RNA was circularized overnight at 4 °C with T4 RNA ligase (Epicentre). Before the ligation step, the RNA was first treated with tobacco acid pyrophosphatase (20 U TAP in a 15-µl reaction, incubated at 37 °C for 1 h). TAP treatment is usually used to remove molecules from the 5′ end of RNA, mostly plus-strand RNA. Although no such molecules are expected to be present on the influenza genomic RNA segments, ligation was more efficient with this treatment than without.
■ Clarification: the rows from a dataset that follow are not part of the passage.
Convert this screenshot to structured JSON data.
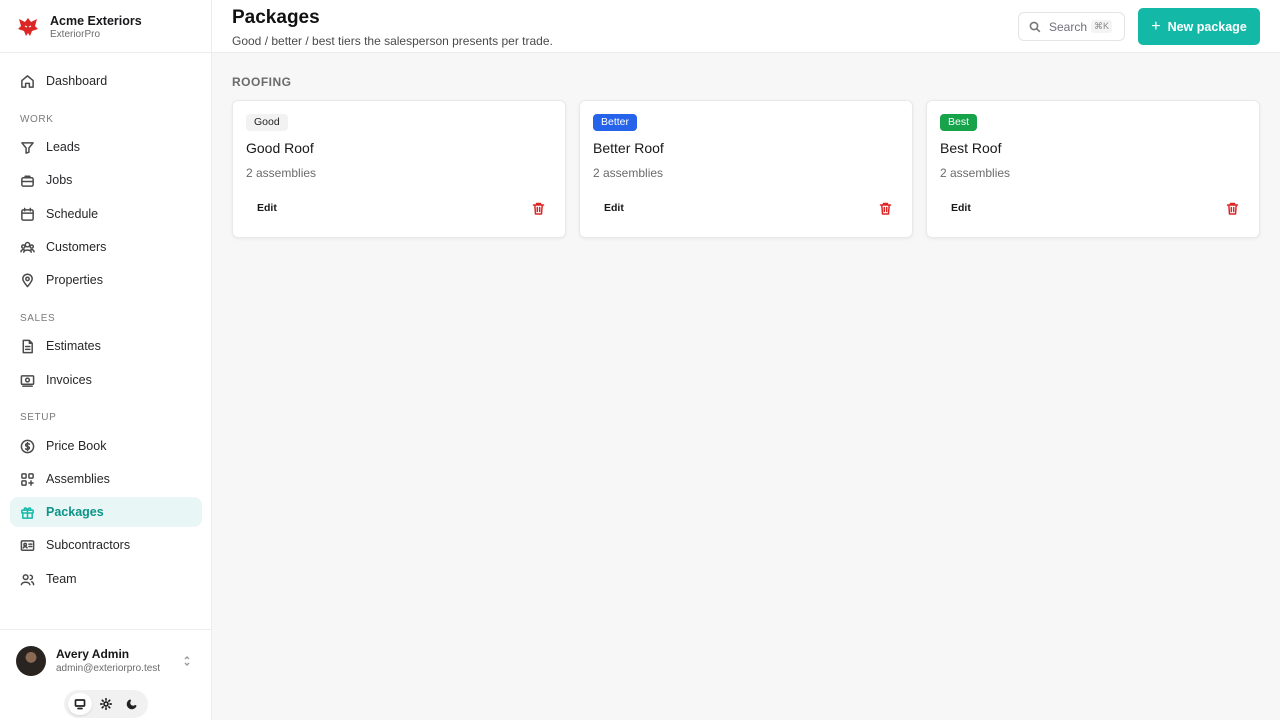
{
  "brand": {
    "name": "Acme Exteriors",
    "product": "ExteriorPro",
    "logo_icon": "wolf-logo-icon",
    "logo_color": "#dc2626"
  },
  "sidebar": {
    "dashboard": {
      "label": "Dashboard",
      "icon": "home-icon"
    },
    "groups": {
      "work": "WORK",
      "sales": "SALES",
      "setup": "SETUP"
    },
    "items": {
      "leads": {
        "label": "Leads",
        "icon": "funnel-icon"
      },
      "jobs": {
        "label": "Jobs",
        "icon": "briefcase-icon"
      },
      "schedule": {
        "label": "Schedule",
        "icon": "calendar-icon"
      },
      "customers": {
        "label": "Customers",
        "icon": "users-icon"
      },
      "properties": {
        "label": "Properties",
        "icon": "map-pin-icon"
      },
      "estimates": {
        "label": "Estimates",
        "icon": "document-icon"
      },
      "invoices": {
        "label": "Invoices",
        "icon": "receipt-icon"
      },
      "price_book": {
        "label": "Price Book",
        "icon": "dollar-circle-icon"
      },
      "assemblies": {
        "label": "Assemblies",
        "icon": "grid-plus-icon"
      },
      "packages": {
        "label": "Packages",
        "icon": "gift-icon",
        "active": true
      },
      "subcontractors": {
        "label": "Subcontractors",
        "icon": "id-card-icon"
      },
      "team": {
        "label": "Team",
        "icon": "team-icon"
      }
    },
    "user": {
      "name": "Avery Admin",
      "email": "admin@exteriorpro.test"
    },
    "theme_switcher": {
      "options": [
        "system",
        "light",
        "dark"
      ],
      "selected": "system"
    }
  },
  "header": {
    "title": "Packages",
    "subtitle": "Good / better / best tiers the salesperson presents per trade.",
    "search": {
      "placeholder": "Search",
      "shortcut": "⌘K"
    },
    "new_button": "New package"
  },
  "main": {
    "section": "ROOFING",
    "cards": [
      {
        "tier": "Good",
        "title": "Good Roof",
        "meta": "2 assemblies",
        "edit": "Edit",
        "badge_color": "#f2f2f2"
      },
      {
        "tier": "Better",
        "title": "Better Roof",
        "meta": "2 assemblies",
        "edit": "Edit",
        "badge_color": "#2563eb"
      },
      {
        "tier": "Best",
        "title": "Best Roof",
        "meta": "2 assemblies",
        "edit": "Edit",
        "badge_color": "#16a34a"
      }
    ]
  },
  "colors": {
    "accent": "#14b8a6",
    "danger": "#dc2626"
  }
}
The circularized RNA was cleaned again with the RNeasy Mini kit (Qiagen).

RT–PCR and sequencing

The first step in the high-throughput sequencing pipeline uses reverse transcription followed by polymerase chain reaction amplification to generate overlapping DNA amplicons covering each segment of the influenza virus genome. Overlapping primers were designed approximately every 200–250 nucleotides along the genome; degenerate primers allow the pipeline to tolerate sequence variation. In order to capture the extreme ends of each segment, we used an RNA circularization step before the RT–PCR27. We then used RT–PCR to amplify a chimaeric product that contained the sequence from both ends of the segment.

Complementary DNA synthesis

RT–PCRs were performed with a OneStep RT–PCR kit (Qiagen). Ninety-five reactions were performed per RNA sample. Degenerate primers were designed based upon the alignment of selected human H3N2 sequences. For most of the segments, all full-length and nearly full-length sequences from 1980 to the present were aligned and used for primer design. For others, more stringent criteria were used in order to reduce the number of sequences in the set to a more manageable number. An M13 sequence tag was added to the 5′ end of each primer to be used for sequencing (F primers: TGTAAAACGACGGCCAGT; R primers: CAGGAAACAGCTATGACC). Eight pairs of primers were designed to span the ligated ends of each segment to capture the end sequences. Four of the reactions were analysed on an agarose gel for quality control purposes. Primer sequences are included as a separate table in the Supplementary Data.

Amplicons were prepared for sequencing by incubating them at 37 °C for 60 min with 0.5 U of shrimp alkaline phosphatase (Amersham) and 1 U of exonuclease I (Amersham) to inactivate remaining dNTPs and to digest the single-stranded primers. The enzymes were inactivated by incubation at 72 °C for 15 min.

Sequencing

Sequencing reactions were performed on a standard high-throughput sequencing system using Big Dye Terminator chemistry (Applied Biosystems) with 2 µl of template cDNA. Each amplicon was sequenced from each end using M13 primers (F primer: TGTAAAACGACGGCCAGT; R primer: CAGGAAACAGCTATGACC). Sequencing reactions were analysed on an Applied Biosystems 3730 ABI sequencer. Each influenza isolate was processed on its own 96-well plate to minimize the possibility of sample mix-ups.

Data release

Raw traces were submitted to the NCBI Trace Archive. The finished assembly of each isolate, showing how the traces are aligned to one another and to the finished sequence, was deposited in the NCBI Assembly Archive6, which allows scientists to investigate the data supporting every nucleotide of each genome. An annotation pipeline developed at NCBI (see Supplementary Methods) was run to make gene assignments, and finished genomes with annotation were deposited without delay in GenBank.